Cresce l'efficienza energetica degli italiani. Secondo i dati ENEA, gli italiani hanno investito 28 miliardi di euro in dieci anni (+12% in un anno) per migliorare le proprie abitazioni dal punto di vista energetico, realizzando 2,5 milioni di interventi di riqualificazione energetica tra il 2007 e il 2015. Si stima che siano circa 50 mila i posti di lavoro creati e che con gli interventi effettuati si siano risparmiate 26 milioni di tonnellate di emissioni di CO2, oltre a 3 miliardi di euro per l'importazione di combustibili fossili. 

Il Report Annuale sull'Efficienza Energetica (RAEE) è stato recentemente presentato da ENEA ed è scaricabile qui.
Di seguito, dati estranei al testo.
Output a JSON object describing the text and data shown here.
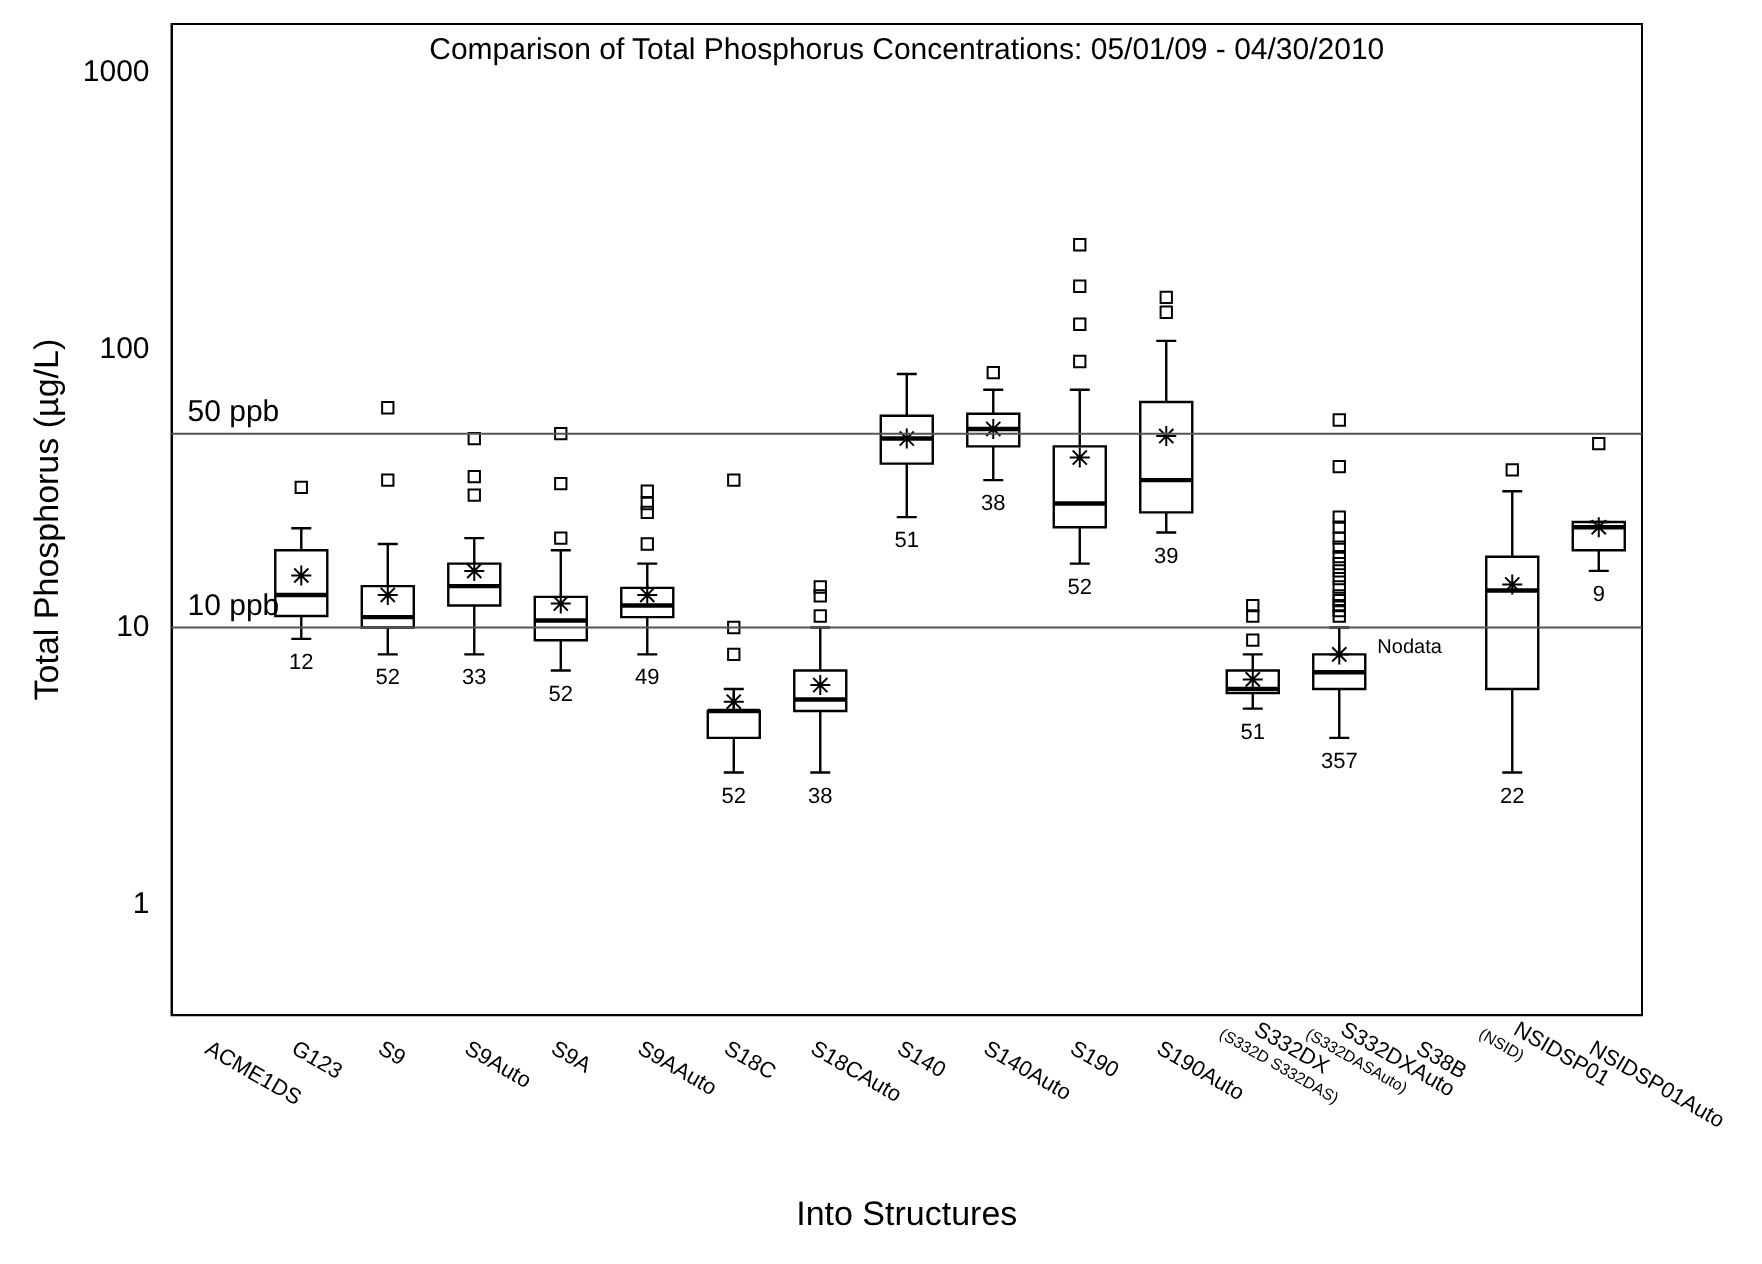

In questo file i dati più importanti.

Il Rapporto evidenzia che l’Italia ha raggiunto il 32% dell’obiettivo di risparmio al 2020 fissato dal Piano Nazionale di Efficienza Energetica 2014: tra gli strumenti per promuovere l’efficienza si sono rivelati particolarmente efficaci i certificati bianchi e le detrazioni fiscali per le riqualificazioni energetiche, i cosiddetti ecobonus, utilizzati soprattutto, spiega il Rapporto, per interventi di isolamento termico degli edifici, la sostituzione di infissi e l’installazione di impianti di riscaldamento più efficienti.

Con le politiche nazionali per l’efficienza sono stati raggiunti traguardi importanti, anche se vi sono ancora barriere da superare e forti margini di miglioramento per accrescere il vantaggio competitivo del nostro Paese”, ha sottolineato il Presidente dell’ENEA Federico Testa. “ L’ENEA – ha aggiunto - è in prima linea per far sì che dall’efficienza derivino ulteriori benefici per ridurre la spesa energetica di famiglie, imprese e PA attraverso interventi concreti e l’introduzione di tecnologie innovative. L’efficienza è una grande opportunità per comparti nei quali stiamo lavorando con i ministeri competenti come scuola, beni culturali e agroalimentare, ma anche per rilanciare settori strategici come l’edilizia”, ha aggiunto Testa. “Un tema rilevante, sul quale finora si è fatto poco è quello dei condomini anni ‘60 e ‘70, particolarmente poco efficienti dal punto di vista energetico. Dobbiamo trovare meccanismi incentivanti per consentire di diventare ‘green’ anche a quanti vivono in questi complessi e non hanno risorse da investire”, ha concluso Testa.